Chris Columbus Quit ‘Christmas Vacation’ Because ‘I Couldn’t Work With’ Chevy Chase

· Rolling Stone

While looking back at past projects, Chris Columbus, the director behind holiday classics Home Alone and Gremlins, shared a not-so-merry holiday recollection involving comedian Chevy Chase.

Speaking to Vanity Fair for a recent interview, Columbus said John Hughes had sent him the script for 1989’s Christmas Vacation, starring Chase. Columbus said he signed onto the film before meeting the actor, and didn’t actually meet Chase until he began second unit shooting.

“I probably have never told this story,” the director told the publication, before detailing his first of two encounters with Chase. “I sat down with him. It was just the two of us. He had to know I was directing the movie. I talked about how I saw the movie, how I wanted to make the movie. He didn’t say anything,” said Columbus. After forty minutes, he said Chase stopped him and asked him, “Wait a second.
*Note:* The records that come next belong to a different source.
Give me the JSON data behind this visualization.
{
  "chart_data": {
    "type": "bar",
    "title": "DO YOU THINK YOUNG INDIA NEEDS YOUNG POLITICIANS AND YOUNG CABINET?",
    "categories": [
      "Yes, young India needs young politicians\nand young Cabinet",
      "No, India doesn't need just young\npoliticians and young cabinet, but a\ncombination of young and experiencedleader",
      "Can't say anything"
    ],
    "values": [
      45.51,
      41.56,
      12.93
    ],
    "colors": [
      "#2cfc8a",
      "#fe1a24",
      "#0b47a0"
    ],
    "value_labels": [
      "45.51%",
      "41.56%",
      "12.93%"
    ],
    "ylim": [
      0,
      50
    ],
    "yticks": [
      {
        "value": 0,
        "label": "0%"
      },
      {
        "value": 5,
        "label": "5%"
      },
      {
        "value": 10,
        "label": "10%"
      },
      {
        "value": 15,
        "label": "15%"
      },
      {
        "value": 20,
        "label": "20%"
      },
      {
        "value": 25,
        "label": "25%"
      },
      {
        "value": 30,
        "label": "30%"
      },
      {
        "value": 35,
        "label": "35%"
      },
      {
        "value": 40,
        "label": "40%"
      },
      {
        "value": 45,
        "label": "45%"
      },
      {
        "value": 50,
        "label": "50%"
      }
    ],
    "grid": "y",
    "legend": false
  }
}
You’re the director?”

Columbus said his response was “the most surreal, bizarre thing,” and that Chase also remarked, “Oh, I thought you were a drummer.”

Their second meeting was apparently just as unproductive. Columbus said he had dinner with Chase and Hughes but that, “I was basically nonexistent.” He explained, “It was Chevy and Hughes, and they talked about everything except Christmas Vacation. We spent two hours together, and I left the dinner and I thought, There’s no way I can make a movie with this guy. First of all, he’s not engaged. He’s treating me like shit. I don’t need this. I’d rather not work again. I’d rather write.”

Columbus then called Hughes to tell him he couldn’t “make a good movie with this guy and I will let you down.” According to the director, Hughes simply replied, “I understand. Completely understand.”

A representative for Chase did not immediately get back to Rolling Stone for comment.

Just a week after, the script for Home Alone would land on his lap, which Columbus said “for me, was even more personal, a better script.” The 1990 comedy film written by Hughes and starring Macaulay Culkin as the mischievous Kevin McCallister would go on to be a blockbuster hit, and become a beloved Christmas classic leading to several sequels.

When asked about Donald Trump’s cameo in Home Alone 2: Lost in New York, Columbus told Vanity Fair that “the only way we could get to shoot in the Plaza Hotel was that Trump had a cameo.”

Trump has claimed that he never asked for a cameo, and that the production team begged him to be in the movie. Although Columbus considered responding, he took his wife’s advice to “stay out of it.” The director added, “I’m not going to get in a fight over Home Alone. There are much bigger battles to be fought.”

Columbus also served as a producer on Nosferatu, the critically-acclaimed film gothic horror film, written and directed by Robert Egger, set to release on Christmas Day.